On July 17, 2007, a video of the Cebu inmates dancing to Michael Jackson’s “Thriller” became an instant YouTube hit after it was uploaded by then CPDRC head Byron Garcia. The Filipino prisoners followed that up with several other popular renditions.
“Gangnam Style” was the first public performance for the inmates in seven months since the Cebu provincial government suspended their show privileges last February following an incident inside the jail facility. The Cebu dancing inmates hold shows for the public every last Saturday of the month.
Since “Gangnam Style” became a viral hit on YouTube, rapper Psy has gone to top Billboard charts and was invited to various shows in the US including the MTV Video Music Awards, “The Ellen DeGeneres Show” and “The Today Show.” The song is currently No. 2 on the US Billboard Hot 100 chart.

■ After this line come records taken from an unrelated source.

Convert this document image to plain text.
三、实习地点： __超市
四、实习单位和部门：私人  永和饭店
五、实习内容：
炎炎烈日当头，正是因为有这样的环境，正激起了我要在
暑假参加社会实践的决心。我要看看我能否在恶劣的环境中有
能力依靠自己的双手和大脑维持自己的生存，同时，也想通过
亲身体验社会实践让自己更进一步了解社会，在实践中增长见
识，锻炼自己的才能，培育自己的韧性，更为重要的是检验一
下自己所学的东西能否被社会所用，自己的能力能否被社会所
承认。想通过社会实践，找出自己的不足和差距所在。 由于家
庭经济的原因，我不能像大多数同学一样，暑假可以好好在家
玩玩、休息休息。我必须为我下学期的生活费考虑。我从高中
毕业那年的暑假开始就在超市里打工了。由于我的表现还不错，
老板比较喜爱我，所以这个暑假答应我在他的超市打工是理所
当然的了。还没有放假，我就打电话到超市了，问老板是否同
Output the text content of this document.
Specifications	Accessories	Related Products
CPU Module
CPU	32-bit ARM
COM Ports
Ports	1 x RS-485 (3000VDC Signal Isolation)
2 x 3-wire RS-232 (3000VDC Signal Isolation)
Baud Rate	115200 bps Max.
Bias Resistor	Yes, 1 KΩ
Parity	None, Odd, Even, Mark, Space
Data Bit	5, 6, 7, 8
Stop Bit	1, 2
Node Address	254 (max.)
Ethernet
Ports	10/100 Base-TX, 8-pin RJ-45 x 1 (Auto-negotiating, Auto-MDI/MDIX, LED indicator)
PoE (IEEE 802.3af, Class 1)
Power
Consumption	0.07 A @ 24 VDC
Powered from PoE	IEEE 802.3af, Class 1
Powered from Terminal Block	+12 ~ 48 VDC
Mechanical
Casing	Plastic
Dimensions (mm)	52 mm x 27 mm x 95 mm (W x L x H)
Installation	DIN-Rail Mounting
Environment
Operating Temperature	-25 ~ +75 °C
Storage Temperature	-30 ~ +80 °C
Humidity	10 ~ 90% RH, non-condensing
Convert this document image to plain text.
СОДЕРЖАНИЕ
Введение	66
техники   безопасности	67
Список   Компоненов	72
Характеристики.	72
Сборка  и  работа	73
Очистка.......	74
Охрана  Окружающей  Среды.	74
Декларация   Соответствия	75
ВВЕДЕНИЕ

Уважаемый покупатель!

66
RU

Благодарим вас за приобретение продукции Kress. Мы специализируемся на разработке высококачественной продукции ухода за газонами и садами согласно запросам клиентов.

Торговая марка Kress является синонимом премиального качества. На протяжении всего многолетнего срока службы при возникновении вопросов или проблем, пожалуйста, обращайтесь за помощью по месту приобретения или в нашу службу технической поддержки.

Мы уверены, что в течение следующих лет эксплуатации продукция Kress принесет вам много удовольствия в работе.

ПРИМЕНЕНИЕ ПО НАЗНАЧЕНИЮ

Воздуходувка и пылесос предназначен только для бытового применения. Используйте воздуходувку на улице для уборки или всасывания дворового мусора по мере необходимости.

The song is popular in Asia for its catchy tune and easy-to-follow dance moves—most notably the cheesy horse-riding cowboy moves that Psy has himself fashioned.
Observers have remarked on the irony that, for many years now, the South Korean pop scene has produced so many boy bands and girl bands, invariably pretty middle-class teenagers, which have been mass-marketed for a wider Asian audience. However, none has made the impact of this chubby 34-year-old who hails from the upmarket suburb of Gangnam in Seoul.